La vie du jeune prédicant Fulcran Rey a fait sur ce blog l’objet d’un précédent article, tiré d’un ouvrage de Daniel Benoit « L’Église sous la Croix », paru en 1882.  Après la Révocation de l’Edit de Nantes par le roi Louis XIV, en 1685, les protestants se réunissaient en assemblées secrètes pour continuer à célébrer le culte, malgré l’interdiction royale.  C’est cette période du Protestantisme français que l’on appelle “le  Désert”.

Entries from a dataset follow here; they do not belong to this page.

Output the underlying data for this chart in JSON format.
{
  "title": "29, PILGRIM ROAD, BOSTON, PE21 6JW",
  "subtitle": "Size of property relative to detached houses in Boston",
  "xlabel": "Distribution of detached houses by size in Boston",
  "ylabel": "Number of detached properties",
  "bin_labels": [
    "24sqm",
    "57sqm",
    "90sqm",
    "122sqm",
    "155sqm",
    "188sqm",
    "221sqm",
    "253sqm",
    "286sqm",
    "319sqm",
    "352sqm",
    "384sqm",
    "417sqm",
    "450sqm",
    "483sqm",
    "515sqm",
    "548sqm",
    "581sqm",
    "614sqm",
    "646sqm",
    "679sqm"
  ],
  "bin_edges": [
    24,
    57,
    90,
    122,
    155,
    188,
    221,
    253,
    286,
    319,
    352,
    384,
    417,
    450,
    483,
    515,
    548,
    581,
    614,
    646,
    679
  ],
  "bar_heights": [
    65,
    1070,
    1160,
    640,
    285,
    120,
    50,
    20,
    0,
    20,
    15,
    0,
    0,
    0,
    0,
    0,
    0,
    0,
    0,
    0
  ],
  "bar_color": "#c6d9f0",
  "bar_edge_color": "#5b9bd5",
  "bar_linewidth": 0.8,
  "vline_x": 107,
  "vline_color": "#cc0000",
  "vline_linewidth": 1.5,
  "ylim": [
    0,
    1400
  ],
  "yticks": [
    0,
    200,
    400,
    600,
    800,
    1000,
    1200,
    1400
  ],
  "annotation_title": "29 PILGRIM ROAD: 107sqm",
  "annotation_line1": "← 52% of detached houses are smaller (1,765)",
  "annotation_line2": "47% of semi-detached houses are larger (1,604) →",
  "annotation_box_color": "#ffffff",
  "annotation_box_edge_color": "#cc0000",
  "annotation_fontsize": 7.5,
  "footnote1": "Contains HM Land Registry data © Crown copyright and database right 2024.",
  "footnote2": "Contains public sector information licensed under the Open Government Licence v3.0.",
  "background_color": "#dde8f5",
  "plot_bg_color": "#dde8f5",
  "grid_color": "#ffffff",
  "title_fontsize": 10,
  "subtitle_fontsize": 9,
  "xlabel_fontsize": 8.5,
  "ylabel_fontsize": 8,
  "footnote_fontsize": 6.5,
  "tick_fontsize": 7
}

Le jeune Rey, qui dirigeait de ces assemblées, ne savait que trop qu’il risquait la mort pour avoir contrevenu aux termes de cet édit inique.  Mais sa foi était plus forte que la crainte ou les hésitations.  Après avoir écrit à son père une lettre où il lui faisait ses adieux dans l’éventualité d’une capture par la police du roi, Fulcran s’était mis à proclamer la vérité évangélique avec une force nouvelle.  Il disait aux fidèles qui se groupaient autour de lui que la vérité qu’ils croyaient était la seule qu’il fallait croire; que c’était un dépôt qu’il fallait conserver comme on l’avait reçu; que c’était la perle de grand prix pour laquelle il fallait laisser toute autre chose; que c’était un trésor qu’il fallait préférer à toutes les richesses du monde et même à sa propre vie.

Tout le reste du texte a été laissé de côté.